Now these priceless tableaus are destroyed, melted by the June 9 fire which destroyed the church and smashed by the wrecker's ball which demolished the 130-year old landmark. Only slivers can be found in the wreckage.
In an earlier interview with the News and Forum before the fire, Sacred Heart's pastor explained the value of the now destroyed windows.
"The windows are a great teaching tool to communicate faith in a really wonderful way," said the Reverend Daniel Riley, pastor of the gothic revival-style church in Weymouth Landing. "They provide a lot of warmth and character and color to what is a beautiful church.

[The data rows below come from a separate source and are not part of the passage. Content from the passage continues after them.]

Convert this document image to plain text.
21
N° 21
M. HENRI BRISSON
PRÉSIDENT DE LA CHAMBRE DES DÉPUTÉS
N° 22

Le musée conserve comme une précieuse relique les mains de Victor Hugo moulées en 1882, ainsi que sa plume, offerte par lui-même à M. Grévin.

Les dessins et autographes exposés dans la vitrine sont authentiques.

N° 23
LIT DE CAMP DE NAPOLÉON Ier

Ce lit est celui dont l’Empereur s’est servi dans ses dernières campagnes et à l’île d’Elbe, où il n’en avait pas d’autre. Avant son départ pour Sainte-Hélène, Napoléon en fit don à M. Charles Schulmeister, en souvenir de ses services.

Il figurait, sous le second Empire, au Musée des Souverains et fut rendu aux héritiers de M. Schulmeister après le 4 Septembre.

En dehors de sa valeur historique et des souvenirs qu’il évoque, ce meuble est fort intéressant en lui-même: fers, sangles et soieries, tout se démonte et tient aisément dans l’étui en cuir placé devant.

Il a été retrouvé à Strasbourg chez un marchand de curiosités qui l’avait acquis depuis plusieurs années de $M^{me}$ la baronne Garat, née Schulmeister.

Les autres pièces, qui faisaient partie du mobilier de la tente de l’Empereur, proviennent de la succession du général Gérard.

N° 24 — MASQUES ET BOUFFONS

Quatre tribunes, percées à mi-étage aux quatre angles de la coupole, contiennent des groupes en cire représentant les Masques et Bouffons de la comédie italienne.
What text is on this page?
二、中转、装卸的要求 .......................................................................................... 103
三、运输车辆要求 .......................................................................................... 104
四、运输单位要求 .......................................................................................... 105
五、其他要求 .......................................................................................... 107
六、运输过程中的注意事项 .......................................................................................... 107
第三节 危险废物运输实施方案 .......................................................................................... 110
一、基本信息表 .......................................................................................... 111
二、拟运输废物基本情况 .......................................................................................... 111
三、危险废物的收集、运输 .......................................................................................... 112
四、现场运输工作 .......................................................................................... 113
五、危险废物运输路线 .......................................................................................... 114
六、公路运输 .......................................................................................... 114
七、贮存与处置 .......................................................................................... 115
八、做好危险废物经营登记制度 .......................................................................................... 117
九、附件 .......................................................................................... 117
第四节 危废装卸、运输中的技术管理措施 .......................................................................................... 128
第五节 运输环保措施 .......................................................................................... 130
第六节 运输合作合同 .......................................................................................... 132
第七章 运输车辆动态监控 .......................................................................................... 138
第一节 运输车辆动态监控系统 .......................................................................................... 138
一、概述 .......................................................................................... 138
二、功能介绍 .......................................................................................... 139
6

And they are of tremendous artistic value."
Several of the 14 large windows on either side of the church nave depicted events from the Gospel accounts of the week leading up to Easter: Jesus praying in the garden of Gethsemane, the Crucifixion and the Resurrection.
"Words alone aren't enough," said Fr. Riley. "Even when people don't consciously think about these windows, they are subconsciously communicating the message. Music can do the same thing. All the arts help communicate the whole message of Christianity in a beautiful way."
The art of stained glass developed in the eleventh and twelfth centuries with the rise of gothic architecture, said Raymond DiBona, parish historian and president of the Archives Society. The high pointed arches created large openings for light to come in through the church windows.
"And what better thing to do with that space than to put in figures and stories from the Bible?" he said. Sacred Heart's stained glass windows were created by several different studios and installed over a period of about 30 years, whenever donors and funds were available, said DiBona. Only the two lancet windows over the high altar were of stained glass when the church was consecrated in 1872.